If you’re a member of the RAI, please do contact David Hinton, the President of the society, to make your views on indexing the journals felt. But note that the newsletter got his email address wrong (again), so you’ll need to contact him via the address on this page. I’ve already sent him mine and I think we’ve started a useful dialogue.
If you’re a member of a learned society, take a look at how they do their indexing now and if they’re going to make any changes in the near future.
The London Book Fair attracts book sellers and buyers from around the world. This year it is being held in Earls Court. I was there with Ann Kingdom on Tuesday. We were there for two reasons. Ann participated in one of the early seminars on the first day and we were to try and market the Society of Indexers, and indexing in general, to publishers and other exhibitors, and I was hoping to target some in my areas of expertise.
The seminar was a joint event with the Society of Indexers, the Society for Editors and Proofreaders, the Institute of Translating and Interpreting and the Chartered Institute of Linguists. The aim was to explore how editors, proofreaders, translators and indexers work together behind the scenes before publication and the added-value these professional bodies provide to the publishing industry. Each organisation fielded a speaker and the format was a series of questions posed by the chair, sometimes to all of them, sometimes to just one. As the audience was mixed, the information imparted was necessarily of a general nature, but the listeners gained an awareness of the special requirements of each of these professions, and the need for dialogue between authors, translators, editors and indexers to ensure that the author’s intent was preserved as their work passed through the hands of these professionals.
The second reason for our attendance was to ‘spread the word’ about the Society and its activities among the exhibitors at the show. The Society has prepared a small leaflet and armed with a handful I sought out some likely targets. There were exhibitors from all over the world, so a fair number of potential targets were not relevant. The exhibitors’ booths ranged from those of large international publishers such as Hachette, who had the largest single stand area, to tiny booths with just room for one chair and a table. The purpose of the exhibitors at the fair was to sell books so they sent people to man the stands who were from marketing and sales departments. They were not the people who edit the books and who might have needed to know where to find an indexer. Ninety of the smaller publishers were represented by the Independent Publishers Guild, so together they had a larger stand area and could share the costs of attending the event. It was therefore hard to find anyone to approach among the publishers, and several of those I spoke to had previous experience of the Society. Among the publishing solutions exhibitors I found a few in the ‘self-publishing’ market who had not heard of the Society. I think this highlights how important it is for individual indexers to market themselves directly to publishers.
The good news is that there were plenty of printed books on show. The death of the printed book has been greatly exaggerated. It may be hard to find work as a new indexer, but I’m encouraged that there is still a large pool of potential work out there.
The clocks go forward at the end of March and suddenly it is another season, although given the weather this week I’m not sure yet what it is. But time has flown at a different rate for the members of the Hendon and District Archaeological Society.
I’ve been working on an index over the last few weeks for the Hendon and District Archaeological Society.

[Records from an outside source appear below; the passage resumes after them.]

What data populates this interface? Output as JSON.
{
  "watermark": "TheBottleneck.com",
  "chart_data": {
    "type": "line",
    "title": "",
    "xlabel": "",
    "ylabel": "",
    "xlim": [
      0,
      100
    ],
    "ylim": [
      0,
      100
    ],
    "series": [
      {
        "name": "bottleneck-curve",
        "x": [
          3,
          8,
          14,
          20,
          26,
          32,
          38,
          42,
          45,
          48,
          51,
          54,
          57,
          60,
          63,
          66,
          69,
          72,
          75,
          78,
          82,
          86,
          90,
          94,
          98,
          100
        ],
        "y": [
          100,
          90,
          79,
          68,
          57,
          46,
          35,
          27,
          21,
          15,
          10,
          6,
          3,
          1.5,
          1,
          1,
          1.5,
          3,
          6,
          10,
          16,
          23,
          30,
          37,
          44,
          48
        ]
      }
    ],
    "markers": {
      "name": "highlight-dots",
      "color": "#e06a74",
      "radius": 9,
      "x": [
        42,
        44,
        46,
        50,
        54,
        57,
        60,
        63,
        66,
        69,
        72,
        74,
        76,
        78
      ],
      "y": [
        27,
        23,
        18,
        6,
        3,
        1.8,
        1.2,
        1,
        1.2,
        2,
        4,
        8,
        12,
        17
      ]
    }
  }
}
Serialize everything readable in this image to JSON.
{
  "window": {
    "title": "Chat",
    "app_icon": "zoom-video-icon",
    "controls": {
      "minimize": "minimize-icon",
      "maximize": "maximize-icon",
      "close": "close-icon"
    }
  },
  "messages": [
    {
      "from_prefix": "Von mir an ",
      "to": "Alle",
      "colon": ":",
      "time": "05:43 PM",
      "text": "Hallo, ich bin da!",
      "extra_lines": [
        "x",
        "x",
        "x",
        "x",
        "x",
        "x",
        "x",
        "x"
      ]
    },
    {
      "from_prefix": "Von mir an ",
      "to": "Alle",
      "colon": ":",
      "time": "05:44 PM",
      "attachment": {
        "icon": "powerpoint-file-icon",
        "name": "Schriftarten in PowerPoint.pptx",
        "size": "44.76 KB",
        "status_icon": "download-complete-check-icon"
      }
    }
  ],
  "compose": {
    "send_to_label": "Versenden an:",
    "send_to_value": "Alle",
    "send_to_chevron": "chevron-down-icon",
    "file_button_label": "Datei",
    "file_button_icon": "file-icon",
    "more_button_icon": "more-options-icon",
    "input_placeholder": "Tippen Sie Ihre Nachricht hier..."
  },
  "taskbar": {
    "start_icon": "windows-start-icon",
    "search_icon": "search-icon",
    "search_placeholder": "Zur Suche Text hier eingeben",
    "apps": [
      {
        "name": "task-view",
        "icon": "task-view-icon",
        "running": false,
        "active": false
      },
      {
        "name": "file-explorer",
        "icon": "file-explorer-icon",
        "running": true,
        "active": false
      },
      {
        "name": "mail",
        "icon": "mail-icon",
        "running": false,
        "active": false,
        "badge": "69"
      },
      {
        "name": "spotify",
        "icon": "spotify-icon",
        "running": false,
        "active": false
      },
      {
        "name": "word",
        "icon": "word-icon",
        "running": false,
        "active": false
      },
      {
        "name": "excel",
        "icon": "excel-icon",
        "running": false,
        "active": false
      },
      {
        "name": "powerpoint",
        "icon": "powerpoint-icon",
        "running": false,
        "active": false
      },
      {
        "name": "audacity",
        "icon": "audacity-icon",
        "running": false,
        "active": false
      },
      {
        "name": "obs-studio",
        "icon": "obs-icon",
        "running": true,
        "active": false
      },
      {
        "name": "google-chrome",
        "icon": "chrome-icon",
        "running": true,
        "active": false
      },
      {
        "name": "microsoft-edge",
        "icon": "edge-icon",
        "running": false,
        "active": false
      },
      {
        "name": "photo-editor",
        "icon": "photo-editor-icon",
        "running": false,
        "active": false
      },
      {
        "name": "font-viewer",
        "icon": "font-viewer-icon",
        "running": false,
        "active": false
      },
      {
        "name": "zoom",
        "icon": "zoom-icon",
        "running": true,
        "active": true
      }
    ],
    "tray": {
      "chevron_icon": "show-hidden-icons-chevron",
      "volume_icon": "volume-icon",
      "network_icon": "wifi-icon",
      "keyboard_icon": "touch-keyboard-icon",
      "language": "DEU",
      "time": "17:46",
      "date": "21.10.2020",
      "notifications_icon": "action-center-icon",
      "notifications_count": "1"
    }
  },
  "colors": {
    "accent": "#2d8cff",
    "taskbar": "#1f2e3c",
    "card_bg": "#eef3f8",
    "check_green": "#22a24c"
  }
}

This is a report of an excavation that took place 40 years ago, but the post-excavation work has been on-going over a number of years and has involved the society, a finds analysis course and some support from professional archaeologists, as well as historic document research and some specialist work by a pottery specialist to identify the origins of some of the medieval pottery. The resulting book is nicely illustrated with photographs of finds, of the features found on the site and various maps and historic photographs of the buildings in the area. I think they’ll be very pleased with the result.